Immunomodulatory Activity of Nivolumab in Metastatic Renal Cell Carcinoma

11-may-2016 | Revista: Clinical Cancer Research

Choueiri TK (1), Fishman M (2), Escudier B (3), McDermott DF (4), Drake CG (5), Kluger HM (6), Stadler WM (7), Perez-Gracia JL (8), McNeel DG (9), Curti BD (10), Harrison MR (11), Plimack ER (12), Appleman L (13), Fong L (14), Albiges L (15), Cohen LJ (16), Young TC (17), Chasalow SD (18), Ross-MacDonald P (19), Srivastava S (20), Jure-Kunkel M (21), Kurland JF (22), Simon JS (23), Sznol M (24).
(1) Medical Oncology, Dana-Farber Cancer Centee
(2) GU Oncology MMG, Moffitt Cancer Center, Genitourinary Program.
(3) Genitourinary Oncology, Institut Gustave Roussy.
(4) Division of Hematology-Oncology, Beth Israel Deaconess Medical Center.
(5) Sidney Kimmel Comprehensive Cancer Center, Johns Hopkins University School of Medicine.
(6) Medical Oncology, Yale University School of Medicine.
(7) Department of Medicine/Section of Hematology/Oncology, University of Chicago.
(8) Oncology Department, Clinica Universidad de Navarra. University of Navarra.
(9) Medicine, University of Wisconsin- Madison.
(10) Robert W. Franz Cancer Research Center, Earle A. Chiles Research Institute.
(11) Divisions of Medical Oncology and Urology, Duke University, Duke Cancer Institute.
(12) Department of Medical Oncology, Fox Chase Cancer Center.
(13) Dept of Medicine/Division of Hematology-Oncology, University of Pittsburgh Medical Center.
(14) Medicine, University of California, San Francisco.
(15) Medical Oncology, Kidney Cancer Center, Dana-Farber Cancer Institute.
(16) Early Clinical Research, Bristol-Myers Squibb.
(17) Biostatistics, Bristol-Myers Squibb.
(18) Global Biometrics & Science, Bristol-Myers Squibb Company.
(19) Oncology, Bristol-Myers Squibb.
(20) Medical Affairs, Bristol-Myers Squibb.
(21) Bristol-Myers Squibb Company.
(22) Research and Development, Bristol-Myers Squibb.
(23) Immuno-Oncology, Bristol-Myers Squibb.
(24) Section of Medical Oncology, Yale University School of Medicine.

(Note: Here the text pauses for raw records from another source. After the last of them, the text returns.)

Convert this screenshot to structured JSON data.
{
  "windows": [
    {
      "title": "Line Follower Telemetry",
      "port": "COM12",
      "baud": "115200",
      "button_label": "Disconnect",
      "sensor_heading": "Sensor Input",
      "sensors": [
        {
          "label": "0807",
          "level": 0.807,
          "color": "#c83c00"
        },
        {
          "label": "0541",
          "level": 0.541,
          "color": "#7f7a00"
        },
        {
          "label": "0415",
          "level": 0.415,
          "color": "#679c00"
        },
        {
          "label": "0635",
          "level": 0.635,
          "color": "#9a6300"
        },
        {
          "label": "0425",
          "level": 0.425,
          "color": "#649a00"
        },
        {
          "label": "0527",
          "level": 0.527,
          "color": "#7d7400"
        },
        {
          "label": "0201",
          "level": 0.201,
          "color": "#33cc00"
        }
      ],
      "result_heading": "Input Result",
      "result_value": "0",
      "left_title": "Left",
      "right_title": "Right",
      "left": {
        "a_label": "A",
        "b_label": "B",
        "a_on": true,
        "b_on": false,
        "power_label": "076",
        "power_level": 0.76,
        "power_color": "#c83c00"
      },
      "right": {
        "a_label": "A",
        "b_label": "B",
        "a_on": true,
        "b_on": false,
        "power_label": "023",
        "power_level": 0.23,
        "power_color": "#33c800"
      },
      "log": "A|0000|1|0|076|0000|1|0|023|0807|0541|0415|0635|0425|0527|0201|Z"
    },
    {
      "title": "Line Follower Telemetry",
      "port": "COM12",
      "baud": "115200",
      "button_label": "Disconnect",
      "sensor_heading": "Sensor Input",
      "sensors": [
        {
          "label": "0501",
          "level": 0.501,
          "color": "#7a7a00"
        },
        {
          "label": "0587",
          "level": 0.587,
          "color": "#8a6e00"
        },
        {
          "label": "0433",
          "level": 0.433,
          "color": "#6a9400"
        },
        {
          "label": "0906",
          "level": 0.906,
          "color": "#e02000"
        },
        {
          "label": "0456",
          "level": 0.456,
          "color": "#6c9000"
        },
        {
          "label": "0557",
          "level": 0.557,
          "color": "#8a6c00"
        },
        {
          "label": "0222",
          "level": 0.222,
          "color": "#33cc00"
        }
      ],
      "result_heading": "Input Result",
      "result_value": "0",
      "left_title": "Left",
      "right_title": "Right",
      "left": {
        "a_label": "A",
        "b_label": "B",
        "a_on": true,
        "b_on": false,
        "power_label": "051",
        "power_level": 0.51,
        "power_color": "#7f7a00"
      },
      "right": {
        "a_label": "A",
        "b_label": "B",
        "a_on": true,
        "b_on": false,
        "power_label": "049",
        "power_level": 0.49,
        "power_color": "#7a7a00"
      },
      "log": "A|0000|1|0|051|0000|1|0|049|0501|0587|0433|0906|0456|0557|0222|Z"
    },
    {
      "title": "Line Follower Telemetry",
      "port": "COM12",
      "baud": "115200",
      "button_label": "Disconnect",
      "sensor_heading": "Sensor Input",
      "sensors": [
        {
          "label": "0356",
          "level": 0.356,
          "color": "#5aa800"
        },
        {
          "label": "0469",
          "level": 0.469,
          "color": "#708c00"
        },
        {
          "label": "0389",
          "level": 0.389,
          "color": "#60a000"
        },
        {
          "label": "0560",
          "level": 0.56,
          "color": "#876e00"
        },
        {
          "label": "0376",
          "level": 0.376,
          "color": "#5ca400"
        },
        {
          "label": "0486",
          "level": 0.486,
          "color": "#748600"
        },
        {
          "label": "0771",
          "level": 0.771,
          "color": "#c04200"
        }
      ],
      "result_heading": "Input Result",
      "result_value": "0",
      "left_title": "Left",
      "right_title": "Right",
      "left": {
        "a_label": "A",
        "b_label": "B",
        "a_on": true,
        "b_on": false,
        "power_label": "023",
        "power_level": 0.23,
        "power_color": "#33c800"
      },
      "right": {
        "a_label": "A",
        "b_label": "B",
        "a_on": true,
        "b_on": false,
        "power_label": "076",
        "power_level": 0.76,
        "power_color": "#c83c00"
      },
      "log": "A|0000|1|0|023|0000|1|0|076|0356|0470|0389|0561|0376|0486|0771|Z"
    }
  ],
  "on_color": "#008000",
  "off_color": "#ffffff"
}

Nivolumab, an anti-PD-1 immune checkpoint inhibitor, improved overall survival versus everolimus in a phase 3 trial of previously treated patients with metastatic renal cell carcinoma (mRCC). We investigated immunomodulatory activity of nivolumab in a hypothesis-generating, prospective mRCC trial.

Nivolumab was administered intravenously every 3 weeks at 0.3, 2.0, or 10 mg/kg to previously treated patients and 10 mg/kg to treatment-naïve patients with mRCC. Baseline and on-treatment biopsies and blood were obtained. Clinical activity, tumor-associated lymphocytes, PD-L1 expression (Dako immunohistochemistry; {greater than or equal to}5% vs. <5% tumor membrane staining), tumor gene expression (Affymetrix U219), serum chemokines, and safety were assessed.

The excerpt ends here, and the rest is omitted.